Just because it only has x1 lanes doesn't mean you can't put an x16 card in it it just means it'll only run at x1 when you do. Same story as why the x4 NVMe drive worked when attached to the x1 slot.
As far as the physical you can either get a riser or just Dremel the plastic back stop off (though you'd still need to figure out physical support for a larger device). Many short PCIe slots come with an open back out of the box just for this purpose, I'm surprised the Pi (for all it's hacking purpose) doesn't. Power is also going to be another thing, PCIe is supposed to provide up to 75 Watts. There are solutions for this as well, particularly if you went with a "bitcoin mining" type riser in the earlier step.
Is there any way for two or more things to share the one lane? Like two or more of: SATA, Coral [0, 1], second Ethernet, USB3? I'm guessing no, but I'm not real knowledgeable about this stuff. I think maybe the best you can do is dedicate it to USB3 and get everything you want in USB3 adapter form, just as you would with the non-compute module form.
Sure, PCIe is packet based so PCIe switches are a thing. Just be aware this is a single PCIe 2.0 lane, it's already overburdened when you added the first USB 3 port.
For the coral it's probably cheaper and just as good a fit to put a USB 2 hub chip on and wire up the B+M m.2 version through that.
Hmm, interesting, thanks, and I see now there are PCIe expanders based on that idea. [1] I think the CM-4 + reference IO card + expander + PCIe versions of stuff I'd want are getting more expensive than makes sense (in comparison to say the ODROID-H2+ that has more built in and I'm finding hard to beat lately) but maybe someone will make a single IO board that's more appropriate for a NAS or NVR. This hackaday article [2] suggests the CM-4 would be good for that.
I looked up those bandwidth numbers:
USB 2 = 480 Mbit/s
PCIe 2.0 = 4000 Mbit/s
USB 3 = 5000 Mbit/s
I keep looking for lower-cost machines for a fully-functional open-source NVR. I don't think I'd be likely to use more than 4000 Mbit/s between a couple SATA HDDs, a second Ethernet port, and a Coral or two. But the Coral can use more than 480 Mbit/s by itself. The USB accelerator product page [3] says "* Compatible with USB 2.0 but inferencing speed is slower."

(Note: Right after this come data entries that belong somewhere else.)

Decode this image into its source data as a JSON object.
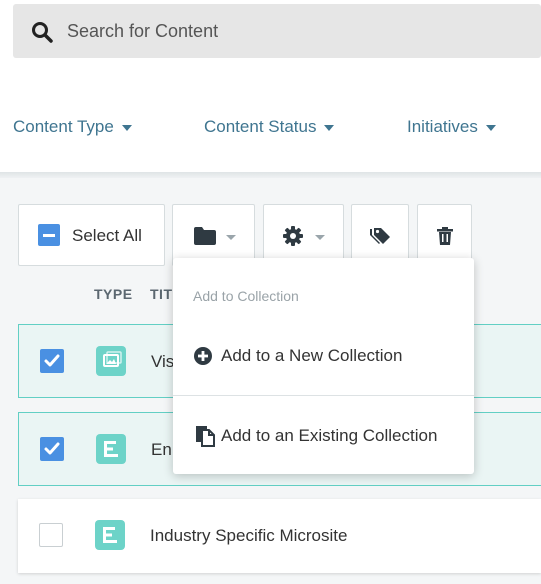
{
  "search": {
    "placeholder": "Search for Content",
    "icon": "search-icon"
  },
  "filters": [
    {
      "label": "Content Type"
    },
    {
      "label": "Content Status"
    },
    {
      "label": "Initiatives"
    }
  ],
  "toolbar": {
    "select_all_label": "Select All",
    "folder_icon": "folder-icon",
    "settings_icon": "gear-icon",
    "tags_icon": "tags-icon",
    "delete_icon": "trash-icon"
  },
  "table": {
    "columns": [
      "TYPE",
      "TIT"
    ],
    "rows": [
      {
        "checked": true,
        "type_icon": "image-icon",
        "title": "Vis"
      },
      {
        "checked": true,
        "type_icon": "microsite-icon",
        "title": "En"
      },
      {
        "checked": false,
        "type_icon": "microsite-icon",
        "title": "Industry Specific Microsite"
      }
    ]
  },
  "dropdown": {
    "header": "Add to Collection",
    "items": [
      {
        "icon": "plus-circle-icon",
        "label": "Add to a New Collection"
      },
      {
        "icon": "copy-icon",
        "label": "Add to an Existing Collection"
      }
    ]
  },
  "colors": {
    "accent": "#4a90e2",
    "teal": "#6dd3c8",
    "filter_text": "#3f7590"
  }
}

In the linked video[1], Raspberry Pi foundation show an extension cable being used to move a card away from the IO board. They indicate that they expect most manufacturers to alter the design of the IO board to more closely match the product requirements, and not leave an NVME drive, or PCI express card poking up.
I heard on the grapevine though that the PCIe aperture space was tiny for the rpi4 SoC and there simply wasn't enough physical memory space to map in the BARs of a typical GPU.
Basically, in open air, unless you're in a hot desert, I couldn't get it to overheat/throttle. But in an enclosure you need at least a good heatsink with ventilation to allow convection, or failing that, a fan for active airflow.
The CM4 IO Board has a 4-pin fan connector and a PWM chip on board so you can connect standard fans and incorporate them in your designs.
It has to run at 60 degrees Celsius at full speed to maintain longevity, that might not be important for electronics that will have more performant replacements later, but with 1Gflops/watt 32-bit operation the raspberry 4 is peak humanity performance/watt/memory/longevity/simplicity/size/weight/$ (smaller lithography might actually reduce lifespan) so it needs to kept at a cool and silent TDP usage by design, specially since the form-factor has non standard heat-sink attachment.
Fans are not a long term solution to anything and that is what makes the raspberry 4 really valuable; namely it's on the limit of what _can_ be cooled enough passively without adding too much weight/size!
I'm all in on the standard raspberry 4 for server clusters and gaming clients for my 3D MMO that I'm writing from scratch! Sad that the mounting (plastic is not long-term, the SO-DIMM was better in that regard) and form-factor of these are a bit odd, we'll have to wait and see if someone makes boards/heat-sinks for it!
As far as the physical you can either get a riser or just Dremel the plastic back stop off (though you'd still need to figure out physical support for a larger device). Many short PCIe slots come with an open back out of the box just for this purpose, I'm surprised the Pi (for all it's hacking purpose) doesn't. Power is also going to be another thing, PCIe is supposed to provide up to 75 Watts. There are solutions for this as well, particularly if you went with a "bitcoin mining" type riser in the earlier step.